I just wanted to tell my story. I did not expect 1 million people to watch this. Or 36,000 to subscribe every week. I’m an artist and I felt I had a story that was worth telling. In the back of my mind, I was hoping (if anyone even saw it) it would spark a conversation, and it certainly has. People are using this show as a resource in classrooms, universities, dissertations, and even in a symposium on African American character interpretation at historic sites. I am beyond ecstatic about this. I don’t have answers, but I think the questions are just as valuable, and I am happy to see people are taking it to the next level. Like I said, I just wanted it to be a start.

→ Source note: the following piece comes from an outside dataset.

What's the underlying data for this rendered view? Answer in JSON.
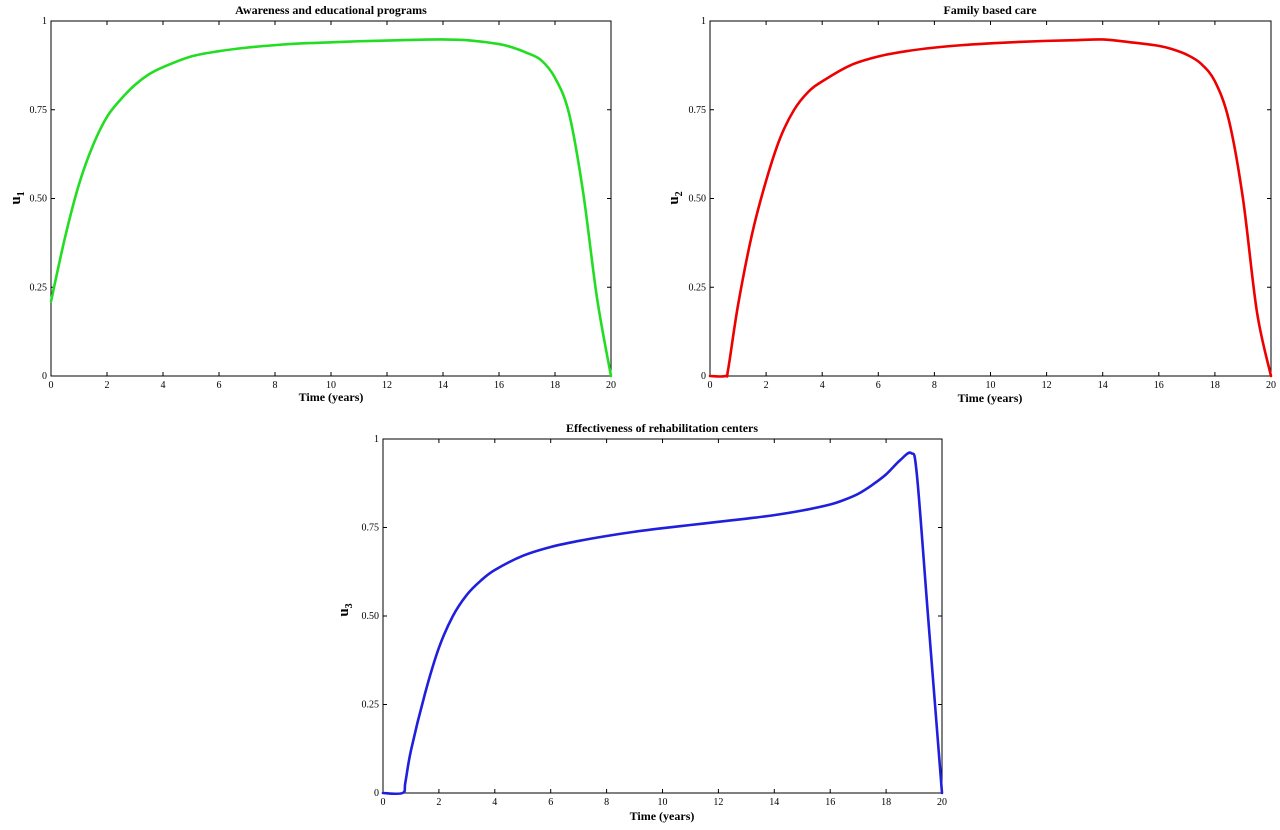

For whatever reason, people love Lizzie Mae. I think that in and of itself means I succeeded as an actor and creator. When I worked at Mount Vernon, and interacted with visitors, I often felt dehumanized because it was clear that the African American experience is not embraced as a true American experience. I was at best a side note, at worst an undesired distraction. The interaction that comes to mind is the one between myself and the woman who was so worried about Mrs Washington needing something in the middle of the night. To you that may just be a “silly” tourist, but to me it spoke volumes. I was not a human of any importance to her. My life just existed to facilitate that of the white people whose story she aligned herself with. My life as a black woman in 1797, and in 2012. To me, this is the problem.
I am happy that Lizzie Mae not only evokes laughter, but also empathy. When we approach early American history, if the subject of the black experience emerges, there is often immediate defensiveness and dismissal. With laughter we connect, our defenses drop, and then there is the potential for vulnerability. From there, empathy emerges. I want people to cherish the Lizzie Maes of history as much as they do the George Washingtons of history. That is the American story, and they both belong to us all. I’m not a historian or educator. I can only do my part.